Input.pdf (972.0 KB)
For any scanned Pdf, how to edit content without degrade quality of Pdf.
We are using OCR, then first we trying to convert Scanned pdf to Searchable PDF using OCR.
Now we convert searchable PDF to word using aspose.pdf. But output word document is not editable, it is still an Image
Once you get a searchable PDF document, you can use below code snippet to create a Word file which will have text to edit in it:
Document pdfDocument = new Document(dataDir + @"135a.pdf");
foreach (var page in pdfDocument.Pages)
{
TextFragmentAbsorber absorber = new TextFragmentAbsorber();
absorber.Visit(page);
foreach (TextFragment fragment in absorber.TextFragments)
{
fragment.TextState.RenderingMode = TextRenderingMode.FillText;
}
page.Resources.Images.Clear();
}
DocSaveOptions saveOptions = new DocSaveOptions();
saveOptions.Format = DocSaveOptions.DocFormat.DocX;
saveOptions.Mode = DocSaveOptions.RecognitionMode.Flow;
//saveOptions.RelativeHorizontalProximity = 2.5f;
//saveOptions.RecognizeBullets = true;
pdfDocument.Save(dataDir + @"output_flow.docx", saveOptions);
This solution will clear all the images from a scanned PDF file.

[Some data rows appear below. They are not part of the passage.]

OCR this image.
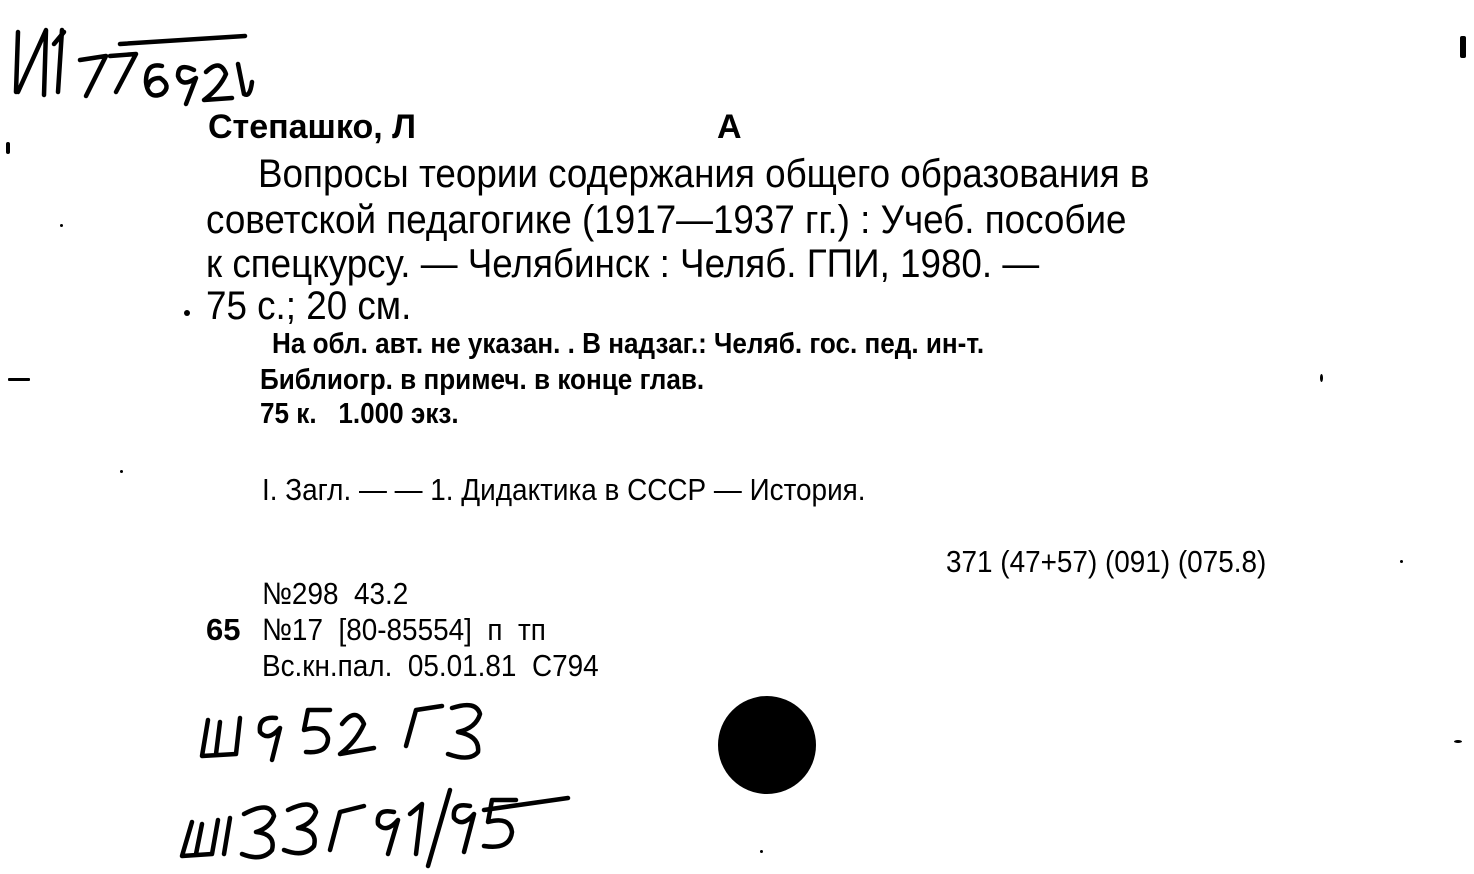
Степашко, Л	А
Вопросы теории содержания общего образования в
советской педагогике (1917—1937 гг.) : Учеб. пособие
к спецкурсу. — Челябинск : Челяб. ГПИ, 1980. —
75 с.; 20 см.
На обл. авт. не указан. . В надзаг.: Челяб. гос. пед. ин-т.
Библиогр. в примеч. в конце глав.
75 к.   1.000 экз.
I. Загл. — — 1. Дидактика в СССР — История.
371 (47+57) (091) (075.8)
№298  43.2
65 №17  [80-85554]  п  тп
Вс.кн.пал.  05.01.81  С794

In case when pdf have images as well as text this will clear all the required images and word file is not as useful.
Also PDF of camera clicked image of any slip/bill or similar PDF this will clear the image and output document becomes empty.
Is there any option where we get editable word file without much changes as compared to PDF file.
Would you please share the searchable scanned PDF with us that you obtained after OCR? We will test the scenario in our environment and address it accordingly.